Playing the palm plantation game

Researchers at ETH Zurich want to use board games to help cultivate oil palm trees more sustainably. The goal is to find a balance between environmental impact and economic efficiency. By Atlant Bieri

(From "Horizons" no. 106, September)
Image: © Jaboury Ghazoul

The spread of oil palm plantations is one of the main reasons for the loss of rainforests in South America, Africa and Asia. But a world without palm oil is unthinkable. It is the most important lipid used in the food industry and is also an ingredient of many creams and beauty products. Now an international team of researchers under the auspices of ETH Zurich hopes at the very least to make the production of palm oil more eco-friendly.

In order to achieve this, they’re resorting to unusual means. They’re using board games in the regions affected to try and show farmers, landowners, companies and politicians just what consequences can arise if they don’t take care of their natural resources. The project is called ‘Oil Palm Adaptive Landscapes’ (OPAL, see ‘The science of development cooperation’). It began in May this year and is expected to last for six years. It is focussed on three countries: Indonesia, Cameroon and Columbia. “Indonesia is the biggest palm oil producer in the world, but the plantations in the other two countries are also growing rapidly today”, says the project head, Jaboury Ghazoul, who is an ecologist at ETH Zurich.

In the first phase of their project, the researchers measure the environmental parameters of the rainforest: the loss of biodiversity, the availability of groundwater and its carbon storage capacity.
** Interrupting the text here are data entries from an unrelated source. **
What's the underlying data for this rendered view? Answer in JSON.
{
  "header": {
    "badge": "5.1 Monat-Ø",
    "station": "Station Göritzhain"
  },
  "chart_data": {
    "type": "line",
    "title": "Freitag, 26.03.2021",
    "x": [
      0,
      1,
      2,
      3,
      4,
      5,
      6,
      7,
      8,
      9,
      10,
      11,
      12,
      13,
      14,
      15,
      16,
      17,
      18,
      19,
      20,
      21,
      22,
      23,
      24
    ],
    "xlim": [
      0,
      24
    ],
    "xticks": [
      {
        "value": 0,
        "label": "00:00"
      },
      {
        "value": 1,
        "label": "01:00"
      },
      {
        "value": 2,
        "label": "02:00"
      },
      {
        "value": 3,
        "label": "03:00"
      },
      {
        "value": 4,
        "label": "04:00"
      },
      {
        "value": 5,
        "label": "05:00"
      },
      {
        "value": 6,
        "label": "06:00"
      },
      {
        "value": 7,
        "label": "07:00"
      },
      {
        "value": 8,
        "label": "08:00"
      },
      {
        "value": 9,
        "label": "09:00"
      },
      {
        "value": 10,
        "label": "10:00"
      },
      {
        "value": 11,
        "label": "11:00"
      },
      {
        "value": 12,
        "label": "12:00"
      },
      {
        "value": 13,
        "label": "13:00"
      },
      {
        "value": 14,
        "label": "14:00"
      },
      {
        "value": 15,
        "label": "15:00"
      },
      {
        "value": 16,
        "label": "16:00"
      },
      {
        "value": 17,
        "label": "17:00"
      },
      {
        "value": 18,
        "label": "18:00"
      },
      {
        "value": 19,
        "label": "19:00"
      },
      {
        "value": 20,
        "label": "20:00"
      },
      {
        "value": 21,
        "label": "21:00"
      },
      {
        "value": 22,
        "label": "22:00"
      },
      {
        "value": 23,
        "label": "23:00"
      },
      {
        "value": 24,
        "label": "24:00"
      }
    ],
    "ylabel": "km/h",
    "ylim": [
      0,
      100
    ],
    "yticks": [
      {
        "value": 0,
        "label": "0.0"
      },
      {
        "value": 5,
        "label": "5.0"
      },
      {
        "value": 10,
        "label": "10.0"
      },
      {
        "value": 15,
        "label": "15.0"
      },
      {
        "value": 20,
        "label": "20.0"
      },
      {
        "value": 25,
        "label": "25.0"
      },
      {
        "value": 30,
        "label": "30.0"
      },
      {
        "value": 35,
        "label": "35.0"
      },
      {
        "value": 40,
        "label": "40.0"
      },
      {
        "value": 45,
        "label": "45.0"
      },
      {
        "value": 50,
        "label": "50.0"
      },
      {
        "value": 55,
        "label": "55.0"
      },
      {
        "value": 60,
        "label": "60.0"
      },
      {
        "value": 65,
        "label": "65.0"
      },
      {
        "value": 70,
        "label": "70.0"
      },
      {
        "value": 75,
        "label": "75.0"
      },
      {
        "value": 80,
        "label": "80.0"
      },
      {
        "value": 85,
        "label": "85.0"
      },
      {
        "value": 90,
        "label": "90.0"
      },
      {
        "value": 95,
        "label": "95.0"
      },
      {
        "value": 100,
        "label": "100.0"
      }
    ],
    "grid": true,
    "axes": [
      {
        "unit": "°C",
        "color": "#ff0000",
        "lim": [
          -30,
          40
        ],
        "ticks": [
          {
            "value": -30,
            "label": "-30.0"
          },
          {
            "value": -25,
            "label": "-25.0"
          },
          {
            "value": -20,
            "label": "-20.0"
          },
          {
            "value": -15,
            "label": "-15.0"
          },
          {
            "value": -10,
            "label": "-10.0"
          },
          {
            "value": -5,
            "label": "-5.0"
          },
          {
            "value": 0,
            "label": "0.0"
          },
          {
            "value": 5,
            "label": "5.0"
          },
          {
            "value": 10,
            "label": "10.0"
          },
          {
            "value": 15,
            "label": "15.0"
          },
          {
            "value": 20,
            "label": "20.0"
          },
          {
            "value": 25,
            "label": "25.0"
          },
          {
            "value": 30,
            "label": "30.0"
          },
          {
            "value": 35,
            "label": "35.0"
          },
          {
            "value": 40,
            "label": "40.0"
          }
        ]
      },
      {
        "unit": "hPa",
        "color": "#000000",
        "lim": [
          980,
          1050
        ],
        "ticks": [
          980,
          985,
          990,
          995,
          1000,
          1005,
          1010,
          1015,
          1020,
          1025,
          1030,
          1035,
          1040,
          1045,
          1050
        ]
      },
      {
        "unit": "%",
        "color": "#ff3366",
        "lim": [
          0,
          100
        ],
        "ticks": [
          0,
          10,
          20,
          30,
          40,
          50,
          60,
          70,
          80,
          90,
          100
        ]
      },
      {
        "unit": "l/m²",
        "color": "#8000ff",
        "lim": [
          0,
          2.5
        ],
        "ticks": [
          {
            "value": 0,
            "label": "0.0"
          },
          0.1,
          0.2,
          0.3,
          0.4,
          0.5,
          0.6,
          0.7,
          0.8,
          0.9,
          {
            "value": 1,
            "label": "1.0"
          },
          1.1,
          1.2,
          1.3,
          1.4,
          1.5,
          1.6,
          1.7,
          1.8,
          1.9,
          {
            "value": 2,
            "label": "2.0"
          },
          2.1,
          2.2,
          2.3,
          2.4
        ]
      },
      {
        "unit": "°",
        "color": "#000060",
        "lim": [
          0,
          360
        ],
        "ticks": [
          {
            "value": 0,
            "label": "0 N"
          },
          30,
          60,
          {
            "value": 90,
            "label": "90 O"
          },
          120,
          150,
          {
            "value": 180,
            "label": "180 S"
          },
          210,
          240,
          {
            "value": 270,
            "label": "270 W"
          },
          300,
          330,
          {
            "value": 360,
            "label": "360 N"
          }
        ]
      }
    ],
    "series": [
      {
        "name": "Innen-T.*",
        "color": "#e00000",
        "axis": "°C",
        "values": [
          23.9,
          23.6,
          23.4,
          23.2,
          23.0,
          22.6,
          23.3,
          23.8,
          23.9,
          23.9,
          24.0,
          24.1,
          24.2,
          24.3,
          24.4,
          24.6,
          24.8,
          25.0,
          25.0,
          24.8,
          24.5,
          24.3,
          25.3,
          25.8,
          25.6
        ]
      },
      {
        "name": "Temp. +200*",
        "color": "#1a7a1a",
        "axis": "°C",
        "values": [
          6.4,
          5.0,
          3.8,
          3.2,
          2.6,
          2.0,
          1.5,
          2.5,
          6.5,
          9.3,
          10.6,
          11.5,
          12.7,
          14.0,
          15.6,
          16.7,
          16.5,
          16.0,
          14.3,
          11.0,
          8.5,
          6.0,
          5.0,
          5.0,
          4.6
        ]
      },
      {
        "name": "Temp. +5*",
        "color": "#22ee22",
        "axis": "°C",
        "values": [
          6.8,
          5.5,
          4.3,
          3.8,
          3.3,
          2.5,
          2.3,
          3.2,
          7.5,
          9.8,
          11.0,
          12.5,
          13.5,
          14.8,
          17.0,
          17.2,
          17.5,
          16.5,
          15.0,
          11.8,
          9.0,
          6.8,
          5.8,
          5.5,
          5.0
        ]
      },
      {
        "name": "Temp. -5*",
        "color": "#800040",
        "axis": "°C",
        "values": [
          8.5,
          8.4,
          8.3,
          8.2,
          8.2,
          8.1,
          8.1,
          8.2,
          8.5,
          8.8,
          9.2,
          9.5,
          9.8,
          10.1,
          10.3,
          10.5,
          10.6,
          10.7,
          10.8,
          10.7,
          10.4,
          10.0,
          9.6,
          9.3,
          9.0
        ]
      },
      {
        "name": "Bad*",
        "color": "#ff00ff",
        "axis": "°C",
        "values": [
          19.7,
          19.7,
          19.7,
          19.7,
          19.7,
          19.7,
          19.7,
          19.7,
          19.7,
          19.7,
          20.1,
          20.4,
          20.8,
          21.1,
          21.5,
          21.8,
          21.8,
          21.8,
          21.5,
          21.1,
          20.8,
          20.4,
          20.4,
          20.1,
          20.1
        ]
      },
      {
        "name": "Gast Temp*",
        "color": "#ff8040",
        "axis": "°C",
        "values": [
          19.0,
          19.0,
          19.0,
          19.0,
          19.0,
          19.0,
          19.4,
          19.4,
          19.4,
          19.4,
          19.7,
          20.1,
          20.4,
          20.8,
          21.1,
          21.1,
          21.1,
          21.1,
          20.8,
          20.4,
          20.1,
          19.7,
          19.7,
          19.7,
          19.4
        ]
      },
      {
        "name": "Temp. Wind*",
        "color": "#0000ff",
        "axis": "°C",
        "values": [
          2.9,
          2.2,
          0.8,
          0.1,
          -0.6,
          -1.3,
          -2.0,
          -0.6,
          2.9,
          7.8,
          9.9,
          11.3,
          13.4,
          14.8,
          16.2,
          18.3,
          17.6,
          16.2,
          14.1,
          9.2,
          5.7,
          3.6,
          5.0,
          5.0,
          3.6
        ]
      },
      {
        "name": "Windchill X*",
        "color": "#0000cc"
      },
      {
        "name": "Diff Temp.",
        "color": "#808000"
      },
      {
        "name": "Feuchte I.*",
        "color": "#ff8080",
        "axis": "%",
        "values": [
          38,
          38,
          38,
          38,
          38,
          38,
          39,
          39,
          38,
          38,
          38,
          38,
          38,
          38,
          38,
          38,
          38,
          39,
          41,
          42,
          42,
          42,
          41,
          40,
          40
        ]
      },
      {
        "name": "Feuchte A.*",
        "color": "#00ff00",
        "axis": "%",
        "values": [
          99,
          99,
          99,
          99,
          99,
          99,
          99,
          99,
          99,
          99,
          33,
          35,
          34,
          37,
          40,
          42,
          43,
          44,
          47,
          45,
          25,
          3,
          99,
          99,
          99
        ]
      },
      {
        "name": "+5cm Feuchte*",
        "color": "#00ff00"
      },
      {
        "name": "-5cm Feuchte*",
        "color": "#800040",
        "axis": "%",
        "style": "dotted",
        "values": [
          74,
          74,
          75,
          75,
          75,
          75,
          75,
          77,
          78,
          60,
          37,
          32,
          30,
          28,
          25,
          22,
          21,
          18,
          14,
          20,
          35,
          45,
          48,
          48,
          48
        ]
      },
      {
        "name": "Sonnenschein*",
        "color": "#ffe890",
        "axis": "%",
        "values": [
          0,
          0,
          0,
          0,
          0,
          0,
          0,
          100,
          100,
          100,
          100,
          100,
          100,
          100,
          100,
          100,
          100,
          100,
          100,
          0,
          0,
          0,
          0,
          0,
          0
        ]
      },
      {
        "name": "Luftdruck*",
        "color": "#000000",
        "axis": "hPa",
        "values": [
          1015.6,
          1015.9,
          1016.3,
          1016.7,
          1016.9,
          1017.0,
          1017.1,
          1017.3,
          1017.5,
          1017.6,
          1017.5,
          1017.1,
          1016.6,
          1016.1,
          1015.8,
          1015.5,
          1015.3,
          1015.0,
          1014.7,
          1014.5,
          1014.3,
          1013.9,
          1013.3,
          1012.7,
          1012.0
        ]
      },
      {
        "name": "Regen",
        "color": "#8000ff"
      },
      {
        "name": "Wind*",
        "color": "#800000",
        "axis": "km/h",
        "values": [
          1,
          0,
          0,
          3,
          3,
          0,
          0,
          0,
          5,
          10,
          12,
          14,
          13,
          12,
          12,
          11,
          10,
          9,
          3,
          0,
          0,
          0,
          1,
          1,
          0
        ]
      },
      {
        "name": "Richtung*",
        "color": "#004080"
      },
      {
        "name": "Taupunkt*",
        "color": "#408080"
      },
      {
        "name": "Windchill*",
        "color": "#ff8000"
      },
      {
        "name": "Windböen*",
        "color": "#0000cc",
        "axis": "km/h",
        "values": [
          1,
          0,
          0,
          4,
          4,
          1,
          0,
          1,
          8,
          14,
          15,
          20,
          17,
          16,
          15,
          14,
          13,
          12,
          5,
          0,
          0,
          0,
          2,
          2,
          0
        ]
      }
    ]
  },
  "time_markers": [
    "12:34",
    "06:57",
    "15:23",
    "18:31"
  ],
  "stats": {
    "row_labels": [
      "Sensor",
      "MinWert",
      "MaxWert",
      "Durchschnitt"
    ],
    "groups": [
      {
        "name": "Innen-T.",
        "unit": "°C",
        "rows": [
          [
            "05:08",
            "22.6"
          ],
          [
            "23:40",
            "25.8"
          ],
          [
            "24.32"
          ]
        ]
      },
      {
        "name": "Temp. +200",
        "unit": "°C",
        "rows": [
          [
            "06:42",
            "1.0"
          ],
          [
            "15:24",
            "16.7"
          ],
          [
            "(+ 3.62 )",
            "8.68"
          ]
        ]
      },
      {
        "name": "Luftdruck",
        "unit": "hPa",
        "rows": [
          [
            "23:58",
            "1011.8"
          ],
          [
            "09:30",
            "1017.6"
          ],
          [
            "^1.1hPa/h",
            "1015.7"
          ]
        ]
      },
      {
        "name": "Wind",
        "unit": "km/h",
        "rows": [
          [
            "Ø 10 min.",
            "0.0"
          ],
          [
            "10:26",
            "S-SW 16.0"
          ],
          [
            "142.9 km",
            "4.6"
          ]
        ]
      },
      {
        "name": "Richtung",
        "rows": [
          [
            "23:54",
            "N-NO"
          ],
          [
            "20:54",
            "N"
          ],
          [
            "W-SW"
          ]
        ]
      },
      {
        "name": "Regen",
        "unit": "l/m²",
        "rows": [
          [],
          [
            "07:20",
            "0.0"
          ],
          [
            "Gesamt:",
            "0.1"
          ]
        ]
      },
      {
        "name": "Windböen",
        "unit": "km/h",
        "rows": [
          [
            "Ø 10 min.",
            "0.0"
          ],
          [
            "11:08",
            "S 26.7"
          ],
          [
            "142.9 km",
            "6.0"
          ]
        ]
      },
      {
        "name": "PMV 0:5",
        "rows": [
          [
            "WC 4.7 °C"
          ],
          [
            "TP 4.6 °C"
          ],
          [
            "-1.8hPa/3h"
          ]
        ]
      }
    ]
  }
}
Using this data, the researchers enter their second phase, designing a simple board game to reflect reality.

Interest groups around one table

On the board, the jungle stands next to the oil palm plantation. Both are traversed by waterways and irrigation channels, and they are divided up into different plots of land. Each of the different interest groups will be invited to several rounds of the game. Every participant will be given a playing piece along with money and land, and can cultivate the natural resources of rainforest, water and biodiversity.

“Using such a game, we can run through processes in minutes that in real life take years”, says Ghazoul. The researchers will make a note of all the moves and their impact. They will then pass this information to the interest groups, along with the participants’ own feedback. “Knowledge transfer in these countries isn’t simple. A board game is an ideal form of communication for it”, says Ghazoul.

The researchers also want to compare the mechanisms in the three countries – Indonesia, Cameroon and Columbia – in order to be able to recommend universally valid measures for managing oil palm cultivation. The Director of the Palm Oil Research Center at the Technical University of Malaysia, Sune Balle Hansen, thinks that the board game is a good idea: “If this game includes people from the value chain, then it could truly lead to a collaboration that might improve the sustainability of palm oil production”.

In the past, such games have proven their worth several times. In the 1990s in Senegal, for example, farmers and irrigation planners decided on the course of an irrigation channel after using a board game devised by the French research institute
CIRAD.

The science of development cooperation

The ‘Oil Palm Adaptive Landscapes’ project, OPAL, is one of the first Swiss programmes for research on global issues for development (the ‘r4d-Programm’). The Swiss Agency for Development and Cooperation (SDC) and the SNSF are together supporting research on food security, public health, ecosystems, work and social conflicts. Between 2012 and 2022, almost CHF 100 million will flow into transnational research projects with developing countries.